The spike in disconnection threats comes as heating bills are expected to rise substantially this winter, particularly in Chicago. Peoples predicts the average city household will pay $805 to heat their home from November to March. That’s up about 2 percent from last year. But that forecast presumes a warmer winter than last year.
If the weather—and gas consumption—is similar, that five-month price tab will be more than $842, a 7 percent increase. That’s assuming Peoples is correct about winter natural gas prices, which the futures markets have elevated for January and February beyond what the utility is forecasting.

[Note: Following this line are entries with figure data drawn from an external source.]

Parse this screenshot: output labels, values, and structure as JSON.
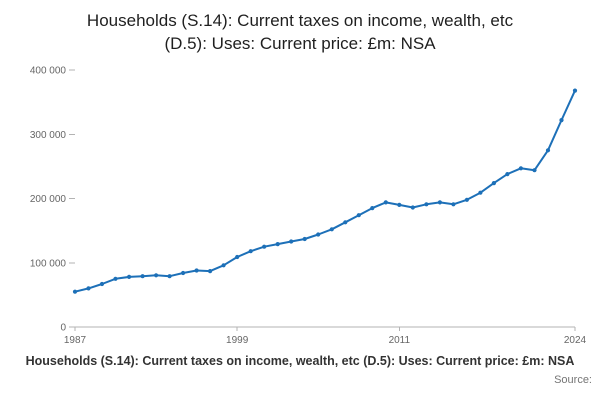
{
  "title": {
    "line1": "Households (S.14): Current taxes on income, wealth, etc",
    "line2": "(D.5): Uses: Current price: £m: NSA"
  },
  "footer": {
    "caption": "Households (S.14): Current taxes on income, wealth, etc (D.5): Uses: Current price: £m: NSA",
    "source": "Source:"
  },
  "colors": {
    "line": "#1d70b8",
    "axis": "#b3b3b3",
    "tick_text": "#666666"
  },
  "chart_data": {
    "type": "line",
    "title": "Households (S.14): Current taxes on income, wealth, etc (D.5): Uses: Current price: £m: NSA",
    "xlabel": "",
    "ylabel": "",
    "grid": false,
    "legend": "none",
    "marker": "circle",
    "line_color": "#1d70b8",
    "ylim": [
      0,
      400000
    ],
    "yticks": [
      0,
      100000,
      200000,
      300000,
      400000
    ],
    "ytick_labels": [
      "0",
      "100 000",
      "200 000",
      "300 000",
      "400 000"
    ],
    "xticks": [
      1987,
      1999,
      2011,
      2024
    ],
    "x": [
      1987,
      1988,
      1989,
      1990,
      1991,
      1992,
      1993,
      1994,
      1995,
      1996,
      1997,
      1998,
      1999,
      2000,
      2001,
      2002,
      2003,
      2004,
      2005,
      2006,
      2007,
      2008,
      2009,
      2010,
      2011,
      2012,
      2013,
      2014,
      2015,
      2016,
      2017,
      2018,
      2019,
      2020,
      2021,
      2022,
      2023,
      2024
    ],
    "values": [
      55000,
      60000,
      67000,
      75000,
      78000,
      79000,
      80500,
      79000,
      84000,
      88000,
      87000,
      96000,
      109000,
      118000,
      125000,
      129000,
      133000,
      137000,
      144000,
      152000,
      163000,
      174000,
      185000,
      194000,
      190000,
      186000,
      191000,
      194000,
      191000,
      198000,
      209000,
      224000,
      238000,
      247000,
      244000,
      275000,
      322000,
      368000
    ]
  }
}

Meanwhile, Peoples’ accelerated infrastructure program experienced a slowdown this year. The utility had budgeted $165.8 million to replace 45.2 miles of gas pipes—a $3.7 million-per-mile clip—by the end of September. The good news: Peoples spent less—$136.5 million. The bad news: It replaced only 32.1 miles. That’s $4.3 million per mile, 16 percent more than budgeted. It’s also well over the $3.5 million per mile that Peoples averaged in the two-year span of 2016 through 2017, a level already above other big-city gas utilities doing similar work.
Last year, Peoples replaced 53.5 miles of gas pipes, well below its targeted annual pace. This year, it appears on course to complete less. As of the end of September, Peoples has 1,812 miles of pipe left to update. In nearly seven years, it’s replaced 559 miles. The utility aims to complete the work no later than 2040. Peoples now expects to spend $206 million on the program this year, far less than the $300 million budgeted.
The utility cited changes in planned projects due to work it coordinated with other entities that dug up city streets for underground maintenance and repairs. The city’s Water Department, in particular, has been replacing water mains.
“There were over 20 new public improvement projects identified after the plan for the year was set including some projects in the central business district,” Peoples said in its report to the ICC. “As a result, several larger system improvement projects were deferred to 2019. Larger system improvement projects are typically less costly on a dollars per mile basis.”